Step 4: The Base Finish
My go-to finish is Rubio Monocoat after pre-aging with their Smoke Intense dye, which is what I wanted to use here. I usually use a pure finish that doesn’t add any extra color, but we could also use a dyed version that would be a better match to the rest of the bar. I decided to try and create a compromise by adding 30% of a chocolate-colored version, but it seemed to be too dark to let the beautiful wood shine through. It was a shame they put that ugly finish on the mahogany to begin with, so we decided to add 5% chocolate to the pure finish to add just a hint of color and let the glory of the wood steal the show.
I pre-aged the wood, waited a day, buffed in the 10% Chocolate/Pure Rubio mix in, waited another day, then buffed in some more pure Rubio, and then waited seven days for it to cure:






Step 5: Nano N3
Rubio has been doing a fantastic job on the wet-bar, but I want to prevent any problems before they happen; so I decided to go with a ceramic coating that will repel water. I had to put the base coat on, wait an hour, and repeat two more times.

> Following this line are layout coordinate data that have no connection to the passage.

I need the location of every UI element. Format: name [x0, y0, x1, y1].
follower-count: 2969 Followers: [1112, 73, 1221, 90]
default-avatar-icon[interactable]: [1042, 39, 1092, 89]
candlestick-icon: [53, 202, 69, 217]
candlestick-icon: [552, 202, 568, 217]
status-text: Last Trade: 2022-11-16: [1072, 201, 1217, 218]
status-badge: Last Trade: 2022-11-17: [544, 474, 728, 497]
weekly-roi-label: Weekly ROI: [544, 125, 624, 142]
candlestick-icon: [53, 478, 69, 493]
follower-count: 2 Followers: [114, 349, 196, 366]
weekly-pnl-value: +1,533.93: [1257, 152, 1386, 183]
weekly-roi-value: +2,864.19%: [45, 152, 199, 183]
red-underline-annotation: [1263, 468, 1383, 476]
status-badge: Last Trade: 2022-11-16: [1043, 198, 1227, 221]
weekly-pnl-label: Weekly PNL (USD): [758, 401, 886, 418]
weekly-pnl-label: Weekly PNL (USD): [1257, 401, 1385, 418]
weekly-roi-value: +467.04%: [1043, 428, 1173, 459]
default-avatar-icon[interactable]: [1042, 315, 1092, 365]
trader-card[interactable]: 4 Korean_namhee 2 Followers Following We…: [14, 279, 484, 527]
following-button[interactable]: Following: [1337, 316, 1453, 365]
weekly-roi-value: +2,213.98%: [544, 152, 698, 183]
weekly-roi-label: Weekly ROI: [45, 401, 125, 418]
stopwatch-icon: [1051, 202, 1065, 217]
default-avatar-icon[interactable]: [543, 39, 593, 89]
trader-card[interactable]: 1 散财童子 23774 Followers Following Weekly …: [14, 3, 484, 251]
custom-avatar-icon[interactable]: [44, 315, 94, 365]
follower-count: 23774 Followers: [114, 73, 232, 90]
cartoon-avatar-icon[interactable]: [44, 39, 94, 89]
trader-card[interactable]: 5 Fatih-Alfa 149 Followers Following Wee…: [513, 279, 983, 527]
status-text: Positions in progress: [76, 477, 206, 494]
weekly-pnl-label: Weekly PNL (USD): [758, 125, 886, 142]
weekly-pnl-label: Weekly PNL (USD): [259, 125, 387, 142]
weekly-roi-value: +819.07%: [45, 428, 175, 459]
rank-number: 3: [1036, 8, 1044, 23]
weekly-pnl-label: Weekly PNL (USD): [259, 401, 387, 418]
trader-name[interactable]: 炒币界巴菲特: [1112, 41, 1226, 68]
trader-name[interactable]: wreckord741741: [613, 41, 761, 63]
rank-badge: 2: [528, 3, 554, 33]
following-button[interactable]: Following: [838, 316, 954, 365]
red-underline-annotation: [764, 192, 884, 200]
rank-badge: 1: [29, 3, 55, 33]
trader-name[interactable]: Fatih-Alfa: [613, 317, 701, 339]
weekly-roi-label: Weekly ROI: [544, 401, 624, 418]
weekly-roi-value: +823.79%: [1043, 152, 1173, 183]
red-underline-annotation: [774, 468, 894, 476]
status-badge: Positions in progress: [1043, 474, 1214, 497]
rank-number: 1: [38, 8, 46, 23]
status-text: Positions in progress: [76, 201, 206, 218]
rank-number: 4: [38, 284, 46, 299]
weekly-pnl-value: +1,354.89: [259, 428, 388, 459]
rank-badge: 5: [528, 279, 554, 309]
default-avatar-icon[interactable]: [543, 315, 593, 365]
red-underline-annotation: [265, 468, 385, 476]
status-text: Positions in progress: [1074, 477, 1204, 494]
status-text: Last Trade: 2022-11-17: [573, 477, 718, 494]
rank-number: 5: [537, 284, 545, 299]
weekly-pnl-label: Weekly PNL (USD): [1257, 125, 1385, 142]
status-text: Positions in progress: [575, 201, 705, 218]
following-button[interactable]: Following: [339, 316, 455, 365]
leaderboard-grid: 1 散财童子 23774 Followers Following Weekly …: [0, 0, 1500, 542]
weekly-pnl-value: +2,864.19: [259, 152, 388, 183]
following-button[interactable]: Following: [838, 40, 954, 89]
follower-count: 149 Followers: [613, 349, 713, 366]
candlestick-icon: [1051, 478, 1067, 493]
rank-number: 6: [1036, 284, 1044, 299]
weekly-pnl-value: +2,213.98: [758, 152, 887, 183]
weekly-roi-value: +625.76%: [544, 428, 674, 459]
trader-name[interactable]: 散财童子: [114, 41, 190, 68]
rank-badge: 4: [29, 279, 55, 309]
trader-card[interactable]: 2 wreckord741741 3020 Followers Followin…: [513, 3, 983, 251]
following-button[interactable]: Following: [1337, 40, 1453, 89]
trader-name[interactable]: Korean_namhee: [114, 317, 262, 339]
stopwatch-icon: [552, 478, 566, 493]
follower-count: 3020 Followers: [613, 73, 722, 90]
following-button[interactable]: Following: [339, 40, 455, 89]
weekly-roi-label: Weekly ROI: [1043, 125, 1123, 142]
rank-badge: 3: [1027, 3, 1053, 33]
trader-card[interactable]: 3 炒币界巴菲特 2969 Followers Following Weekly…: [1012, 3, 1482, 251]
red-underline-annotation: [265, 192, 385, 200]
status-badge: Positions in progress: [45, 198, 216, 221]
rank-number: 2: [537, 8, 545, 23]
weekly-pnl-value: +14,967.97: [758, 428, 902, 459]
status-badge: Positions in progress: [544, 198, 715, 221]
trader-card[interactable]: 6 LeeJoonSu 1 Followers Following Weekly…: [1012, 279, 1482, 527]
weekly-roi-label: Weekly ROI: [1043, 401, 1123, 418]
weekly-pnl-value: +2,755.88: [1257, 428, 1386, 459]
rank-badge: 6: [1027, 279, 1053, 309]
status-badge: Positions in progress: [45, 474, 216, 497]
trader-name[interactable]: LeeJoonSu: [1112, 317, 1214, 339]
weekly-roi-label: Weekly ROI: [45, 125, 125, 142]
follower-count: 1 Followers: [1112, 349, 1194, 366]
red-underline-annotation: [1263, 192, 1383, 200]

Then I waited a day and repeated the process three more times with the top coat.
Then we had wait another week before we could test it out. Water just get’s repelled now!




Step 6: Wax On-Wax Off
Then I applied some black wax to add some aging and fill all the cracks. The bar-top, stools and wet-bar look great and are basically waterproof now.
I also had to fix the finish on two barstool seats. Can you tell which ones they are?
















Step 7: The Footrest
I should have been done, but I couldn’t leave well enough alone. The footstool looks age appropriate, but it had some stains along the top. I decided that since I was there, I might as well clean it up. It turns out the stains weren’t that easy to clean and I had to pull out some Bartenders Friend to get the stains off, which also de-aged the bars:



I’ve tried to age metal a bunch of different ways and it has never worked out. I decided to try something that gunsmiths use called Birchwood Brass black and….HOLY CRAP! It works great. It took less than five minutes with almost work to bring the bar patina back to the proper period. I LOVE this stuff!
The bar top looks great! I only wish I had the guts and time to strip the rest of the bar to look as good as the top.